When Leta sits down to eat a meal she normally picks over one or two tiny bites of food and then asks for dessert by saying, “I would like something,” being very careful not to specify exactly what that something is. Not because she’s unsure, no. She does this because she’s hoping that we’ll try to guess what she wants, and that in the process of guessing we’ll come up with something more spectacular than what she had in mind. If she were to ask specifically for a gummy bear, she’d never know if we were feeling generous enough to suggest a gallon of ice cream, or maybe? Maybe this time we would have suggested a pony.

Recently she has been very frustrated because all I’ve been willing to suggest is a lobotomy.

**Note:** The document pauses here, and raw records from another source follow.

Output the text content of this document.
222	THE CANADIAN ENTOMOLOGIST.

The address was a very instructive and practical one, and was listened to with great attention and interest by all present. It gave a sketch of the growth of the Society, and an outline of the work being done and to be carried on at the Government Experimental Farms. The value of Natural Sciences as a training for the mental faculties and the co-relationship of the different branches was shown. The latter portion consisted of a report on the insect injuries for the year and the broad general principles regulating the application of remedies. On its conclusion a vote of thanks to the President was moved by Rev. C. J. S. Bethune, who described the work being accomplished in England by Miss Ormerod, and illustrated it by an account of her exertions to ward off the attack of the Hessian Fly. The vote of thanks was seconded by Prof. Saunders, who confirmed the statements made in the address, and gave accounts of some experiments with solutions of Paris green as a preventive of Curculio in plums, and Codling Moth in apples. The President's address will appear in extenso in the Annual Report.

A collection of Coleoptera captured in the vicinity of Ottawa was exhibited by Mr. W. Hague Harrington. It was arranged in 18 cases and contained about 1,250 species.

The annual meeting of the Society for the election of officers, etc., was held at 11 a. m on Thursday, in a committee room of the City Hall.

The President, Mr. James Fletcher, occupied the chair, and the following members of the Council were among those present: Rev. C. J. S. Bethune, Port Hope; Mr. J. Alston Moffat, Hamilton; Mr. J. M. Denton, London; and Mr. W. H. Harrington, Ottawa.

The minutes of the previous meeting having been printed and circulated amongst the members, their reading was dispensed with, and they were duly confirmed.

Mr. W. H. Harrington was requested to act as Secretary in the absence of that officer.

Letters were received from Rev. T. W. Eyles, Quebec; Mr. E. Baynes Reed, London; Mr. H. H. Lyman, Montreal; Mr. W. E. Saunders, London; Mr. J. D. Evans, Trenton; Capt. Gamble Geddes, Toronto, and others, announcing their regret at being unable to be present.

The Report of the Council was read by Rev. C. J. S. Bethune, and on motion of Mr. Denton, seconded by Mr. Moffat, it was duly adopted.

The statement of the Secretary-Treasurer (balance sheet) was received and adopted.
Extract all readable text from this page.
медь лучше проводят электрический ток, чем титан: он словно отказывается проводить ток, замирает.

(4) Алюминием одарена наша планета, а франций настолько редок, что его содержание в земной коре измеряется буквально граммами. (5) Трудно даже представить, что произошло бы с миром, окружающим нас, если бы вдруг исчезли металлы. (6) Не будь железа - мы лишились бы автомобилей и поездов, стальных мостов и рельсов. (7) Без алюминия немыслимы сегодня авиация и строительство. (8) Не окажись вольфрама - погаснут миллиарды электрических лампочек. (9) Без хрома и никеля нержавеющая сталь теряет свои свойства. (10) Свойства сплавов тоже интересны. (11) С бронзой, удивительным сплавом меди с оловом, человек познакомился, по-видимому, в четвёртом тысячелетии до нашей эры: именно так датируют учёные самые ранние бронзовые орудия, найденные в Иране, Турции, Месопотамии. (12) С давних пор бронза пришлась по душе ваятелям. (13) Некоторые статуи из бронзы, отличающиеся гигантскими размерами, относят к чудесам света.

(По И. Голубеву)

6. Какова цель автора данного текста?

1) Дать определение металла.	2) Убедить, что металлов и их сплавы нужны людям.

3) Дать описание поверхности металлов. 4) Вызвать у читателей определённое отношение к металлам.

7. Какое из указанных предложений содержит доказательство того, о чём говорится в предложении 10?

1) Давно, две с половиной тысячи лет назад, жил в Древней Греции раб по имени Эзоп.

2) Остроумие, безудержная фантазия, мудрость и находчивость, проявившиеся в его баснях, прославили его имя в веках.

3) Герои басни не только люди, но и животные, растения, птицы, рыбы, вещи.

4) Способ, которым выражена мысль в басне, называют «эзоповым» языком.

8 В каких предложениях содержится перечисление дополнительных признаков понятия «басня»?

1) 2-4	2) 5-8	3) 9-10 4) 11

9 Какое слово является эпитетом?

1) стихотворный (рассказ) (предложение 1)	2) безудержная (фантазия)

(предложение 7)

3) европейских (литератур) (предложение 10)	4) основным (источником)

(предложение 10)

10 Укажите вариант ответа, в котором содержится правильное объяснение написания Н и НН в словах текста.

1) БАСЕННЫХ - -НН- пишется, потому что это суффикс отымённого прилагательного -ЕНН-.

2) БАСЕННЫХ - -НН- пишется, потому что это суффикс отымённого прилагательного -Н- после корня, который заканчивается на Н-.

Yesterday was one of those rare times when Leta is in such a good mood that it’s impossible not to experience a brief moment of hypnosis, such that you start to think that you understand why someone would ever consider having 17 children. Most days I can’t even comprehend why people have more than one, probably because most days with a toddler are the emotional equivalent of running over your skull with a car, but yesterday was one of those delicious exceptions when she was happy all day long, and I couldn’t help feeling like, help! Something’s wrong with me! All those big Mormon families suddenly make sense!

She even ate dinner, every last bite of a bowl of chili, and afterward when she said she wanted something I was feeling so refreshed that I told her she could have a scoop of ice cream, a treat she hasn’t eaten in several weeks. Her eyes bulged out of her head, and sensing that I was feeling unusually charitable she asked if she could have some caramel topping, too. Sadly, we’d forgotten to buy more caramel topping after everything in the refrigerator spoiled during a recent blackout, so I suggested we sprinkle a few M&M’s on top. It’s a trick I learned in college, that M&M’s make everything better, even the bitter taste of awkward, lonely nights spent waxing my mustache instead of screwing my TA.

She’s never eaten ice cream this way, so it was the first time she was confronted with the horrifying image of those two things being combined, at the same time, in the same bowl. Ice cream touching an M&M. It just doesn’t get more perverted than that. I feel violated even talking about it.

I don’t remember how long it took us to calm her down, to assure her than an M&M would never touch her ice cream, but she didn’t stop panicking until I promised her, gave her my solemn word that under no circumstances would I EVER again suggest something so magnificent.